Die Herausgeber Günther Sandner, Politikwissenschafter, und Boris Ginner, Referent der Arbeiterkammer Wien für Bildungspolitik, erklären die Intentionen emanzipatorischer Bildung: denken in Alternativen, Partizipation stärken, Hierarchien, gesellschaftliche Machtkonstellationen und soziale Ungleichheit hinterfragen sowie ganz wichtig – nicht bei Analysen stehen bleiben, sondern Perspektiven entwickeln, um erkannte Defizite zu beseitigen. Oder kurz und bündig von den Herausgebern definiert (S. 10): „Emanzipation als Bildungsziel heißt, die Fähigkeiten und Bereitschaft von Menschen zu fördern, sich aus Abhängigkeiten zu befreien […]. Emanzipatorische Bildung ist solidarisch und gemeinschaftlich orientiert, sie zielt nicht auf das Trainieren individueller Nutzenmaximierung ab.“
Klargestellt wird auch, dass soziale Ungleichheit durch Bildung allein nicht verändert werden kann, aber Bildung dafür ein unverzichtbares Instrument unter anderen ist. Das Grundproblem, das wird in vielen der Beiträge zum Ausdruck gebracht, ist der bekannte, oft wiederholte und wissenschaftlich bestätigte Zusammenhang zwischen ökonomischer Herkunft und Verlauf des Bildungsweges.

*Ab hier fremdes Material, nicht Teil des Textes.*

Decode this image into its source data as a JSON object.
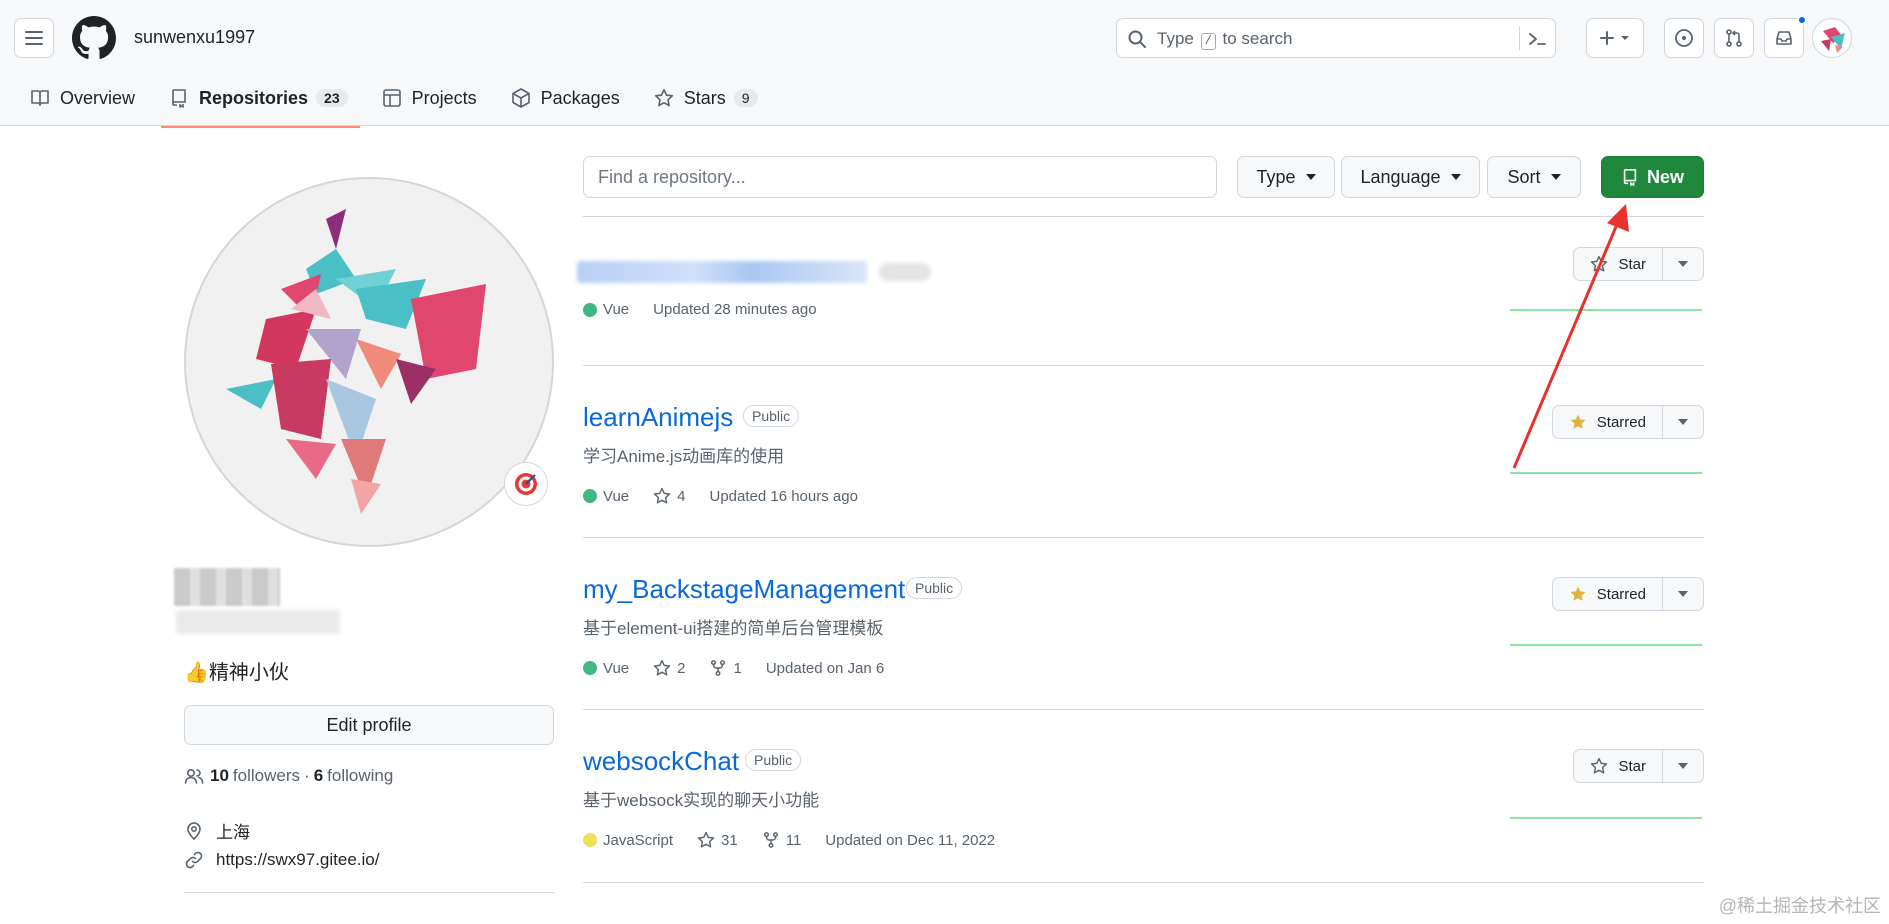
{
  "header": {
    "username": "sunwenxu1997",
    "search": {
      "prefix": "Type",
      "key": "/",
      "suffix": "to search"
    }
  },
  "tabs": [
    {
      "label": "Overview",
      "icon": "book-icon"
    },
    {
      "label": "Repositories",
      "count": "23",
      "icon": "repo-icon"
    },
    {
      "label": "Projects",
      "icon": "table-icon"
    },
    {
      "label": "Packages",
      "icon": "package-icon"
    },
    {
      "label": "Stars",
      "count": "9",
      "icon": "star-icon"
    }
  ],
  "profile": {
    "bio": "👍精神小伙",
    "edit_label": "Edit profile",
    "followers_count": "10",
    "followers_label": "followers",
    "separator": "·",
    "following_count": "6",
    "following_label": "following",
    "location": "上海",
    "website": "https://swx97.gitee.io/"
  },
  "filters": {
    "find_placeholder": "Find a repository...",
    "type_label": "Type",
    "language_label": "Language",
    "sort_label": "Sort",
    "new_label": "New"
  },
  "repos": [
    {
      "language": "Vue",
      "lang_color": "#41b883",
      "updated": "Updated 28 minutes ago",
      "star_label": "Star"
    },
    {
      "name": "learnAnimejs",
      "visibility": "Public",
      "description": "学习Anime.js动画库的使用",
      "language": "Vue",
      "lang_color": "#41b883",
      "stars": "4",
      "updated": "Updated 16 hours ago",
      "star_label": "Starred"
    },
    {
      "name": "my_BackstageManagement",
      "visibility": "Public",
      "description": "基于element-ui搭建的简单后台管理模板",
      "language": "Vue",
      "lang_color": "#41b883",
      "stars": "2",
      "forks": "1",
      "updated": "Updated on Jan 6",
      "star_label": "Starred"
    },
    {
      "name": "websockChat",
      "visibility": "Public",
      "description": "基于websock实现的聊天小功能",
      "language": "JavaScript",
      "lang_color": "#f1e05a",
      "stars": "31",
      "forks": "11",
      "updated": "Updated on Dec 11, 2022",
      "star_label": "Star"
    }
  ],
  "watermark": "@稀土掘金技术社区",
  "colors": {
    "primary_button": "#1f883d",
    "link": "#0969da",
    "tab_underline": "#fd8c73",
    "annotation_arrow": "#e8322c"
  }
}
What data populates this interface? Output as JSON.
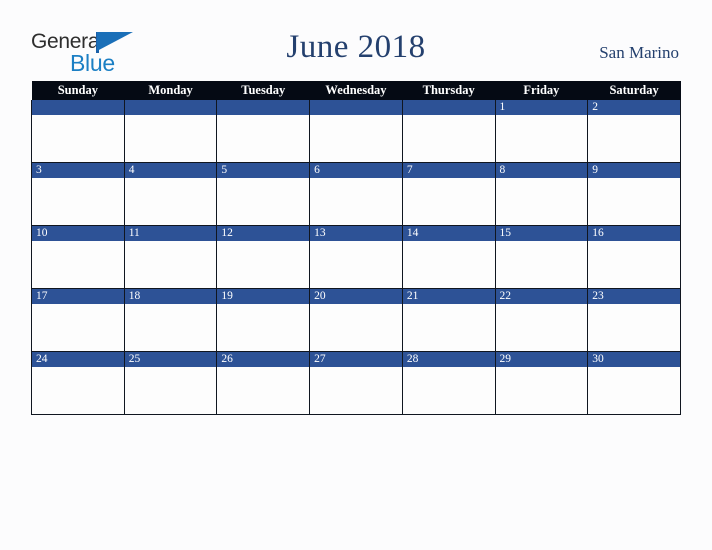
{
  "logo": {
    "word_top": "General",
    "word_bottom": "Blue",
    "triangle_icon": "triangle-icon",
    "color_top": "#2e2e2e",
    "color_bottom": "#1b7fc4",
    "color_triangle": "#1a6fb8"
  },
  "header": {
    "title": "June 2018",
    "region": "San Marino",
    "title_color": "#24406e"
  },
  "calendar": {
    "month": "June",
    "year": "2018",
    "weekday_headers": [
      "Sunday",
      "Monday",
      "Tuesday",
      "Wednesday",
      "Thursday",
      "Friday",
      "Saturday"
    ],
    "header_bg": "#050a14",
    "daynum_bg": "#2d5296",
    "cell_bg": "#fdfdfd",
    "border_color": "#101620",
    "weeks": [
      [
        "",
        "",
        "",
        "",
        "",
        "1",
        "2"
      ],
      [
        "3",
        "4",
        "5",
        "6",
        "7",
        "8",
        "9"
      ],
      [
        "10",
        "11",
        "12",
        "13",
        "14",
        "15",
        "16"
      ],
      [
        "17",
        "18",
        "19",
        "20",
        "21",
        "22",
        "23"
      ],
      [
        "24",
        "25",
        "26",
        "27",
        "28",
        "29",
        "30"
      ]
    ]
  }
}
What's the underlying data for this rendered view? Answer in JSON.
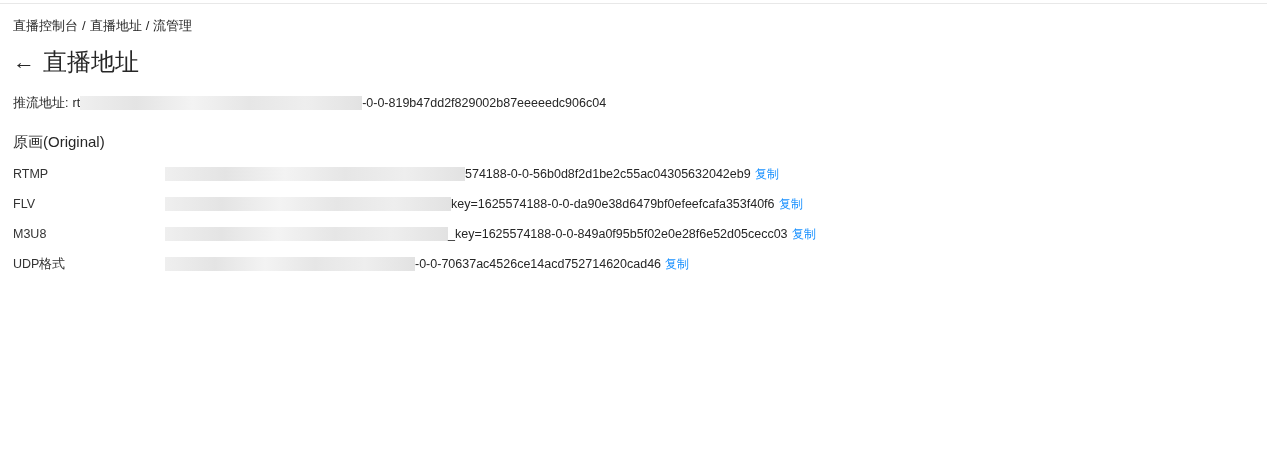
{
  "breadcrumb": [
    "直播控制台",
    "直播地址",
    "流管理"
  ],
  "breadcrumb_separator": "/",
  "title": {
    "back_icon": "←",
    "text": "直播地址"
  },
  "push_url": {
    "label": "推流地址:",
    "visible_start": "rt",
    "visible_end": "-0-0-819b47dd2f829002b87eeeeedc906c04"
  },
  "section_title": "原画(Original)",
  "rows": [
    {
      "label": "RTMP",
      "visible_end": "574188-0-0-56b0d8f2d1be2c55ac04305632042eb9",
      "copy": "复制"
    },
    {
      "label": "FLV",
      "visible_end": "key=1625574188-0-0-da90e38d6479bf0efeefcafa353f40f6",
      "copy": "复制"
    },
    {
      "label": "M3U8",
      "visible_end": "_key=1625574188-0-0-849a0f95b5f02e0e28f6e52d05cecc03",
      "copy": "复制"
    },
    {
      "label": "UDP格式",
      "visible_end": "-0-0-70637ac4526ce14acd752714620cad46",
      "copy": "复制"
    }
  ]
}
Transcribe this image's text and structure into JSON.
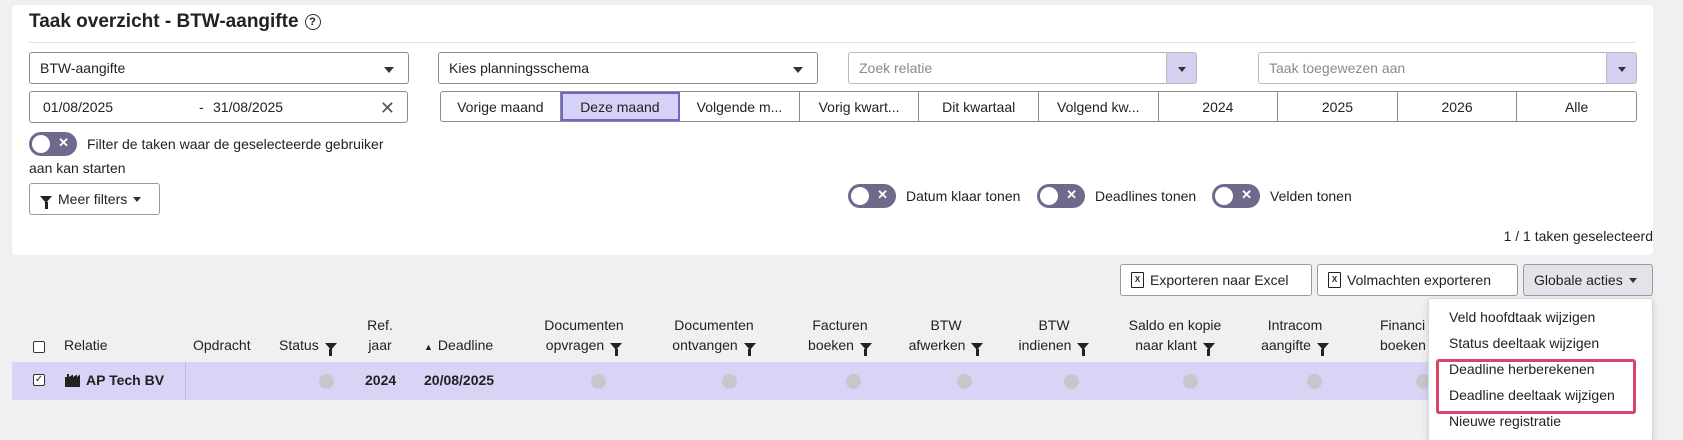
{
  "header": {
    "title": "Taak overzicht - BTW-aangifte",
    "help_icon": "?"
  },
  "filters": {
    "type_select": "BTW-aangifte",
    "schema_select": "Kies planningsschema",
    "relation_placeholder": "Zoek relatie",
    "assigned_placeholder": "Taak toegewezen aan",
    "date_from": "01/08/2025",
    "date_sep": "-",
    "date_to": "31/08/2025",
    "periods": [
      "Vorige maand",
      "Deze maand",
      "Volgende m...",
      "Vorig kwart...",
      "Dit kwartaal",
      "Volgend kw...",
      "2024",
      "2025",
      "2026",
      "Alle"
    ],
    "active_period": "Deze maand",
    "user_filter_label_1": "Filter de taken waar de geselecteerde gebruiker",
    "user_filter_label_2": "aan kan starten",
    "more_filters": "Meer filters",
    "toggles": {
      "date_ready": "Datum klaar tonen",
      "deadlines": "Deadlines tonen",
      "fields": "Velden tonen"
    },
    "selected_count": "1 / 1 taken geselecteerd"
  },
  "toolbar": {
    "export_excel": "Exporteren naar Excel",
    "export_mandates": "Volmachten exporteren",
    "global_actions": "Globale acties"
  },
  "table": {
    "headers": {
      "relatie": "Relatie",
      "opdracht": "Opdracht",
      "status": "Status",
      "refjaar_1": "Ref.",
      "refjaar_2": "jaar",
      "deadline": "Deadline",
      "doc_opvragen_1": "Documenten",
      "doc_opvragen_2": "opvragen",
      "doc_ontvangen_1": "Documenten",
      "doc_ontvangen_2": "ontvangen",
      "facturen_1": "Facturen",
      "facturen_2": "boeken",
      "btw_afwerken_1": "BTW",
      "btw_afwerken_2": "afwerken",
      "btw_indienen_1": "BTW",
      "btw_indienen_2": "indienen",
      "saldo_1": "Saldo en kopie",
      "saldo_2": "naar klant",
      "intracom_1": "Intracom",
      "intracom_2": "aangifte",
      "financ_1": "Financi",
      "financ_2": "boeken"
    },
    "rows": [
      {
        "relatie": "AP Tech BV",
        "ref_jaar": "2024",
        "deadline": "20/08/2025",
        "checked": true
      }
    ]
  },
  "global_actions_menu": {
    "items": [
      "Veld hoofdtaak wijzigen",
      "Status deeltaak wijzigen",
      "Deadline herberekenen",
      "Deadline deeltaak wijzigen",
      "Nieuwe registratie"
    ]
  }
}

Thematisch beschäftigen sich die fünfzehn Beiträge unter anderem mit der Belastung von Demokratie durch Bildungsungleichheit, dem gewerkschaftlichen Kampf gegen soziale Ungleichheit, mit emanzipatorischer Bildung in offener Jugendarbeit, in der dualen Lehrausbildung, in Schule und Hochschule sowie mit den Folgen des Distance-Schooling. Weiters angesprochen werden die Verschränkung von Bildungschancen und Migration, gendersensible Aspekte, Scham als soziale Kontrolle sowie die Rolle des Sozialstaates in seiner Bedeutung für emanzipatorische Bildung.
Im Zeitalter von Training, Schulung oder des lebenslangen digitalisierten Lernens setzt das Buch mehr als eine begriffliche Wegmarke. Es vertritt nicht die Selbstoptimierung, sondern will stärken, um die eigenen Interessen zu formulieren, um Ungleichheiten zu analysieren und um zu handeln.
Emanzipatorische Bildung bedeutet eben auch Bewusstheit über die Verhältnisse in Alltag, Beruf, in Bildungs- und Lernsituationen zu vermitteln sowie zu unterstützen, deren politische Rahmenbedingungen mitzugestalten. In dieser Hinsicht gibt das Buch viele theoretische Einsichten, empirisch ausgewiesene Grundkenntnisse und praxisorientierte Anregungen.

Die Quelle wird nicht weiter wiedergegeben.